Accepting roles in family films isn't a conscious effort because he's a parent. Having children doesn't define the roles he takes. "I'll be open to take kids' movies but it won't stop me doing a film with Quentin Tarantino or anybody," he says.
He has a good meaty role in forthcoming release Radio, which is based on a real life story. He plays a mentally handicapped man who's still at high school age and wanders the streets of a South Carolina town pushing a pram with a radio on it.
"Wait until you see that one. Talk about an awkward performance. It's been well-received and I found I lost myself in the character," he says.
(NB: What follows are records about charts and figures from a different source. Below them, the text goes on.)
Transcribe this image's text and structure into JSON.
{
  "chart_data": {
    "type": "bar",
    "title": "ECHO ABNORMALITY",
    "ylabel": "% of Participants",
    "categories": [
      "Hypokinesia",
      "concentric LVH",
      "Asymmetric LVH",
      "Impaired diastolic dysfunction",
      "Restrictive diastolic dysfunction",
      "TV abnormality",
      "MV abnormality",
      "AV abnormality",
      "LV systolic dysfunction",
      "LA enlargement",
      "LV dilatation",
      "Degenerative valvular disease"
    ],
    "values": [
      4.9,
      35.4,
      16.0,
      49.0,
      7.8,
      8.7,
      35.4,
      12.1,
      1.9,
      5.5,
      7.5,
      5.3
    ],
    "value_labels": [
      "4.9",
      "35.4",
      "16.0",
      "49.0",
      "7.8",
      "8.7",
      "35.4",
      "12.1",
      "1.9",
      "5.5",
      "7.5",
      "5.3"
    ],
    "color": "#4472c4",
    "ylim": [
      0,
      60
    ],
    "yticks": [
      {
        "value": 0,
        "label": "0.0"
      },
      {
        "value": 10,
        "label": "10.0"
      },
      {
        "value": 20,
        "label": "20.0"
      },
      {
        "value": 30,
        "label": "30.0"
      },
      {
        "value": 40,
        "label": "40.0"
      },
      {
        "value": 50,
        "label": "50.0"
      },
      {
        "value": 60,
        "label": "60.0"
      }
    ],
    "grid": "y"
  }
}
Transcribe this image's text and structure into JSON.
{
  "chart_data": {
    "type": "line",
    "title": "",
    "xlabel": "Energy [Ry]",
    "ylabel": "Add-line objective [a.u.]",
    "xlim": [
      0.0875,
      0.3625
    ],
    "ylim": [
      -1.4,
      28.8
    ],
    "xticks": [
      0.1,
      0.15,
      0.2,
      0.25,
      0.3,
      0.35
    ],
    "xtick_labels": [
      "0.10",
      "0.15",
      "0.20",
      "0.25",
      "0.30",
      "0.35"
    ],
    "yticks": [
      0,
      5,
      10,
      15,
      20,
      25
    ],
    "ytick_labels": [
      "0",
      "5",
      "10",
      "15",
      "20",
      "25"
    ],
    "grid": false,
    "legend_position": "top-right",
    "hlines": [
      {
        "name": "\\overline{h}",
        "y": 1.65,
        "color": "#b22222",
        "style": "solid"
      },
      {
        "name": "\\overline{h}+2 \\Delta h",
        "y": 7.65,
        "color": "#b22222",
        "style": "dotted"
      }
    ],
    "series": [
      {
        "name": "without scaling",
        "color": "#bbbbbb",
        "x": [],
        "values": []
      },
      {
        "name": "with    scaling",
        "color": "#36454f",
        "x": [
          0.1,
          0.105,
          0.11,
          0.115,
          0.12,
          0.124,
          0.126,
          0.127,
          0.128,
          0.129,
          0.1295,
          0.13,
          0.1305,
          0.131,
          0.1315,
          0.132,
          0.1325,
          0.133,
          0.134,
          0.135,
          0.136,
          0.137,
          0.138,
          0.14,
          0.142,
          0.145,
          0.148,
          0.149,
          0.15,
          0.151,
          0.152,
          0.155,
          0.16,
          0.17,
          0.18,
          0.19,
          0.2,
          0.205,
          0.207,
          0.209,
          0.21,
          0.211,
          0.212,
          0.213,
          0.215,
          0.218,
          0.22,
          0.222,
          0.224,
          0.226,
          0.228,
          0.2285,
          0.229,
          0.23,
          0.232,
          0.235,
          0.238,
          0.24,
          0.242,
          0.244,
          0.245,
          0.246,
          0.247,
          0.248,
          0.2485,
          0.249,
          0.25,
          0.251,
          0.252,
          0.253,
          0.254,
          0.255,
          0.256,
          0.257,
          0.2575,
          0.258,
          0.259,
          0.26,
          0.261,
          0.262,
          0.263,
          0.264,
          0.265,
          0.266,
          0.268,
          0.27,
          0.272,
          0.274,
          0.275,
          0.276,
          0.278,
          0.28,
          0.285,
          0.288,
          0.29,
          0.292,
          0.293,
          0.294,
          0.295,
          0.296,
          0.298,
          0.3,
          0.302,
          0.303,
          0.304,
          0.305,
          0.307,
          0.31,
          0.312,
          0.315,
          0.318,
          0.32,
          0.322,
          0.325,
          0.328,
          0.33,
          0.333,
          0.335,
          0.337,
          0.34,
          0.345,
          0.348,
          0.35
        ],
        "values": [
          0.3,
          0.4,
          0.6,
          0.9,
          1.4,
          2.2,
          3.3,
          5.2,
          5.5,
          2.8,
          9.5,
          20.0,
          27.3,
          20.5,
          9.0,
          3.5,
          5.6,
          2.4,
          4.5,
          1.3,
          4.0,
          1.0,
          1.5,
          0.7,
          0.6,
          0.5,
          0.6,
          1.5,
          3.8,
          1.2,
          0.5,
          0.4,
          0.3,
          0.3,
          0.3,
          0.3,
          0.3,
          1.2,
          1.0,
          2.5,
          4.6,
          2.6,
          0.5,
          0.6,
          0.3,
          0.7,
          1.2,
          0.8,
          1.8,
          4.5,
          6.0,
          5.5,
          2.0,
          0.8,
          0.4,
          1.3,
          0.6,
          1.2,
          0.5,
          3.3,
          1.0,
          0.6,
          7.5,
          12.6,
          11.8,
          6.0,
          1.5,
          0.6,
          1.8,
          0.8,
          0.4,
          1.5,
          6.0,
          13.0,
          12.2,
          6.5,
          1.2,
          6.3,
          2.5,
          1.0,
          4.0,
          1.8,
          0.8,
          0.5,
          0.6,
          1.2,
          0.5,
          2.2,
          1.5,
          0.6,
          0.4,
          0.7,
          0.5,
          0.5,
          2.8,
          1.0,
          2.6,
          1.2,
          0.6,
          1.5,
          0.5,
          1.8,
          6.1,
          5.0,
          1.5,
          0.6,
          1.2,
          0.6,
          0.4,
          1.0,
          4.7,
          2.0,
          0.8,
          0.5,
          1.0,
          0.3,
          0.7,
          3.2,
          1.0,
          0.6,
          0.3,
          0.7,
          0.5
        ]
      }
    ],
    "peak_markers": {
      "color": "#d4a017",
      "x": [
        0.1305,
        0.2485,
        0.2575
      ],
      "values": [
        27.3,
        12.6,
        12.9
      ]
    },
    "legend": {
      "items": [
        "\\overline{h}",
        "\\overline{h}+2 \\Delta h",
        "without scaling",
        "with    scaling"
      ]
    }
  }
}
The role came his way through a friend who's a studio executive, although he's aware the makers were originally courting a "real big star", who turned down the role. Gooding Jnr also knows that when casting an African-American character, the list of black lead actors who are "somewhat bankable" is pretty short. His other role is voicing a horse in the new Disney animation Home On The Range. He recorded his contribution over a four-year span, with the makers taking the microphone to wherever he was working including LA, Canada and Germany.
It was movies rather than individual actors that made him want to act in the first place. "I remember as a kid seeing Superman and wanting to do that, and The Wizard Of oz and wanting to be in that," he says.
"I liked people like Tom Cruise and Timothy Hutton, guys closer to my age who were doing the things I felt I wanted to do. Then there was Eddie Murphy."
He made the decision to go with drama rather than sport - he was a pole vaulter and track star - in his high school senior year when football practice classed with play production.
While playing the highwayman in a school stage version of Tom Jones, an agent came backstage and offered to represent him. Eventually he decided to wait a year until he was 18 before pursuing his dream.
If his own children want to act, he says they'll have to wait until they reach that age. "I don't want them to be child actors because it's too much responsibility on them," he says.